Publiziert von VFSNinfo am Sa., 31.01.2004 - 20:33
Demo-01-2004.jpgKundgebung am Flughafen

Lautstark, aber friedlich haben gegen 10\'000 Personen am Samstag am Flughafen Zürich-Kloten gegen die Südanflüge protestiert. An der Kundgebung nahmen zahlreiche Vertreter von Gemeinde- und Stadtbehörden teil, darunter auch Zürichs Stadtpräsident Elmar Ledergerber.
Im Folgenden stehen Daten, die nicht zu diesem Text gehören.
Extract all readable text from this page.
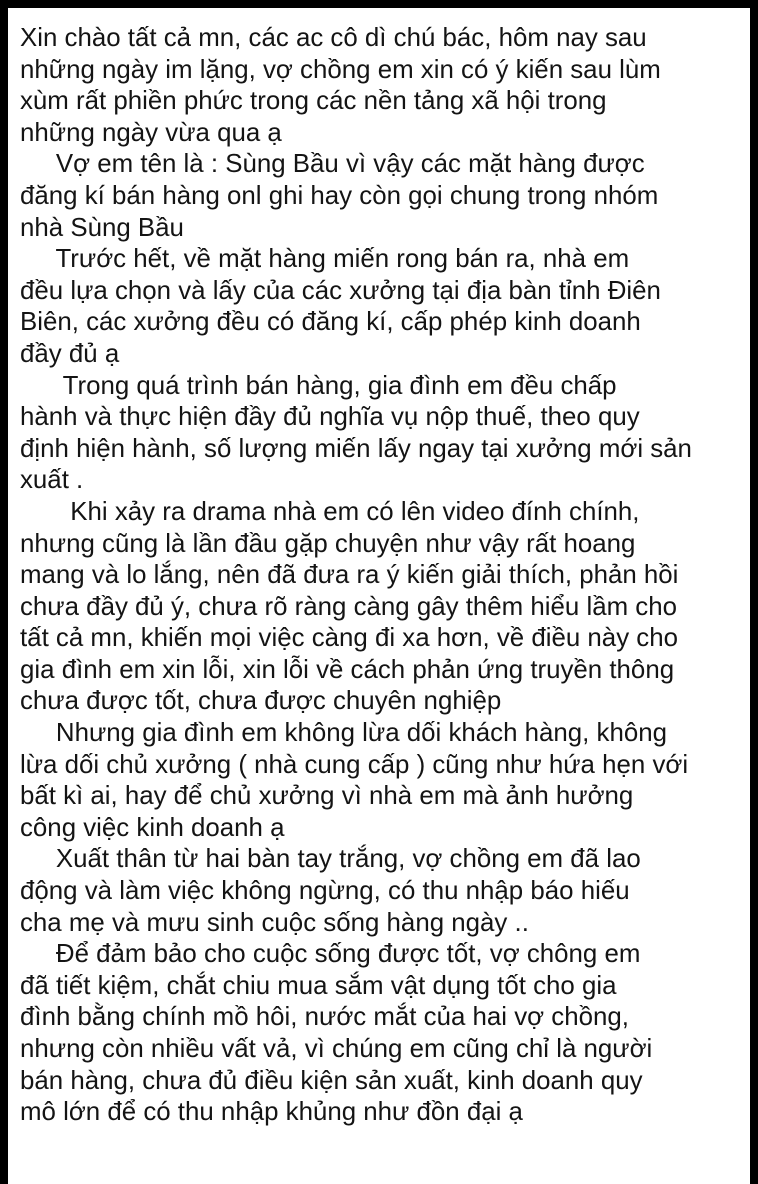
Xin chào tất cả mn, các ac cô dì chú bác, hôm nay sau
những ngày im lặng, vợ chồng em xin có ý kiến sau lùm
xùm rất phiền phức trong các nền tảng xã hội trong
những ngày vừa qua ạ
Vợ em tên là : Sùng Bầu vì vậy các mặt hàng được
đăng kí bán hàng onl ghi hay còn gọi chung trong nhóm
nhà Sùng Bầu
Trước hết, về mặt hàng miến rong bán ra, nhà em
đều lựa chọn và lấy của các xưởng tại địa bàn tỉnh Điên
Biên, các xưởng đều có đăng kí, cấp phép kinh doanh
đầy đủ ạ
Trong quá trình bán hàng, gia đình em đều chấp
hành và thực hiện đầy đủ nghĩa vụ nộp thuế, theo quy
định hiện hành, số lượng miến lấy ngay tại xưởng mới sản
xuất .
Khi xảy ra drama nhà em có lên video đính chính,
nhưng cũng là lần đầu gặp chuyện như vậy rất hoang
mang và lo lắng, nên đã đưa ra ý kiến giải thích, phản hồi
chưa đầy đủ ý, chưa rõ ràng càng gây thêm hiểu lầm cho
tất cả mn, khiến mọi việc càng đi xa hơn, về điều này cho
gia đình em xin lỗi, xin lỗi về cách phản ứng truyền thông
chưa được tốt, chưa được chuyên nghiệp
Nhưng gia đình em không lừa dối khách hàng, không
lừa dối chủ xưởng ( nhà cung cấp ) cũng như hứa hẹn với
bất kì ai, hay để chủ xưởng vì nhà em mà ảnh hưởng
công việc kinh doanh ạ
Xuất thân từ hai bàn tay trắng, vợ chồng em đã lao
động và làm việc không ngừng, có thu nhập báo hiếu
cha mẹ và mưu sinh cuộc sống hàng ngày ..
Để đảm bảo cho cuộc sống được tốt, vợ chông em
đã tiết kiệm, chắt chiu mua sắm vật dụng tốt cho gia
đình bằng chính mồ hôi, nước mắt của hai vợ chồng,
nhưng còn nhiều vất vả, vì chúng em cũng chỉ là người
bán hàng, chưa đủ điều kiện sản xuất, kinh doanh quy
mô lớn để có thu nhập khủng như đồn đại ạ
Der Flugverkehr wurde nicht behindert.

(ap) Nach Angaben der Polizei verschafften 7000, gemäss Veranstaltern gar über 10\'000 Menschen ihrem Ärger über die von Deutschland erzwungenen Südanflüge Luft. Hochschulprofessoren waren genauso dabei wie «normale Arbeiter», wie der Zürcher CVP-Kantonsrat Richard Hirt, der Präsident des Fluglärmforums Süd, sagte. Er zeigte sich beeindruckt von der friedlichen Stimmung.

Die Menschen zogen mit Transparenten und Tausenden von gelben Ballonen vom Bahnhof Balsberg zum Flughafen. Unter gellenden Pfiffen liessen sie dort, in Absprache mit den Flughafen-Verantwortlichen, die Ballone fliegen.

Der Zürcher Stadtpräsident Elmar Ledergerber sagte im Schweizer Fernsehen DRS, er sei überzeugt, dass das Signal gesehen und gehört werde. Der Aufmarsch sei das Ventil berechtigter Wut.

Ohne Behinderungen

Der Flugverkehr wurde durch die Demonstration nicht behindert, wie ein Flughafensprecher auf Anfrage mitteilte. Einzig bei der Anreise hätten einige Passagiere leichte Umwege in Kauf nehmen müssen. Fluggäste mit Abflug zwischen 13.00 und 15.00 Uhr waren bereits im Vorfeld gebeten worden, frühzeitig zum Flughafen zu fahren.

Zur Kundgebung aufgerufen hatte der Verbund Flugschneise Süd - Nein, dem zahlreiche Organisationen von Fluglärmgegnern angehören. Grund für die Demonstration war neben dem allgemeinen Unmut über die Südanflüge die geplante Installation eines neuen Landesystems, das Südanflüge auch bei schlechter Witterung ermöglichen soll. Südanflüge finden seit vergangenem 30. Oktober werktags zwischen 06.00 und 07.00 Uhr, an Wochenenden und deutschen Feiertagen von 06.00 bis 09.00 Uhr statt.